Me sentí perdida mientras el auto avanzaba y recordaba las palabras de mi padre como si me castigaran una y otra vez. No solo él, la mirada decepcionada de mamá me tenía rota el alma, y por más de que intentaba reponerme, no podía evitar sentirme la peor persona de este mundo.

Era una mujer llena de inseguridades, había sido criada con muchas normas que habían puesto límites a mis pensamientos, estaba colmada de restricciones mentales, y aunque había pasado muchos obstáculos físicos, como entregarme a Alexey por amor, aún tenía mi mente atada a legalidades morales que me impedía desarrollarme por completo.

Me bajé del auto abrazando mi cuerpo, y luego hundí los botones del ascensor.

Me preguntaba si realmente todo esto valía la pena, y había algo en mí que me decía que mi alma estaba perdida.

Abrí la puerta entrando a la suite, y solo escuché una conversación muy acalorada.

Alexey estaba en el teléfono, y su aspecto de cierta forma me hizo detenerme en el camino, en medio del recibidor.

Él me miró directamente y esperé que finalizara la llamada. Había algo en su postura que me decía que su vida también era un caos.

—¿Estabas llorando? —preguntó enseguida guardando su teléfono.

Su forma de protección era muy explícita.

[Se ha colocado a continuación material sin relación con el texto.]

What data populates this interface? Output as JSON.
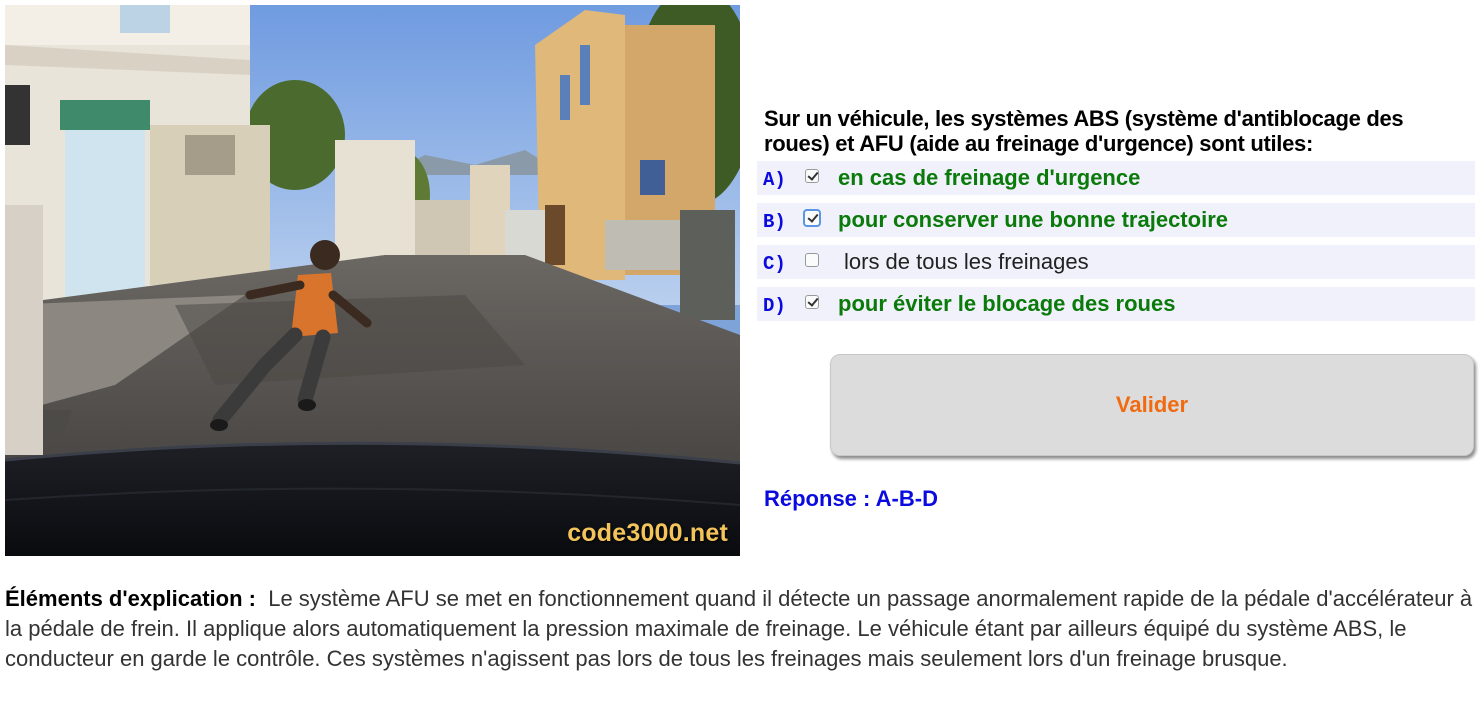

—Mi familia se ha enterado de todo… —su rostro no tuvo expresión alguna.

—¿Qué es todo?

—Qué trabajo para ti…

—¿Y…? Tú decidiste mentirles desde el principio… —Mis ojos se abrieron cuando sentí una daga en mi estómago.

—¿Estás metido en esto? —el rostro de Alexey palideció.

—¿Qué dices? —pero cerré mi boca, pude haberlo pensado en mi frustración, pero él no haría algo como esto.

—Olvídalo… mi padre no me quiere ver, y…

—¿Pensaste que yo fui el causante de esto? —él me preguntó de nuevo, mientras restregué mi rostro.

—Dimitri estuvo en mi casa… papá lo acorraló para que lo sepas de ante mano…

—Sé que estuvo en tu casa… —su confirmación fue pétrea, plana, incluso amenazante, y me agité enseguida.

—También sé que hablaste con él… y te digo Alexey, sácalo de tu lista. Dimitri le dijo a mi padre que no sabía de qué se trataba este titular, y me defendió todo el tiempo… no tuvo otra opción… así que…

—Detente… —su voz fue gruesa, ruda y un poco subida de tono.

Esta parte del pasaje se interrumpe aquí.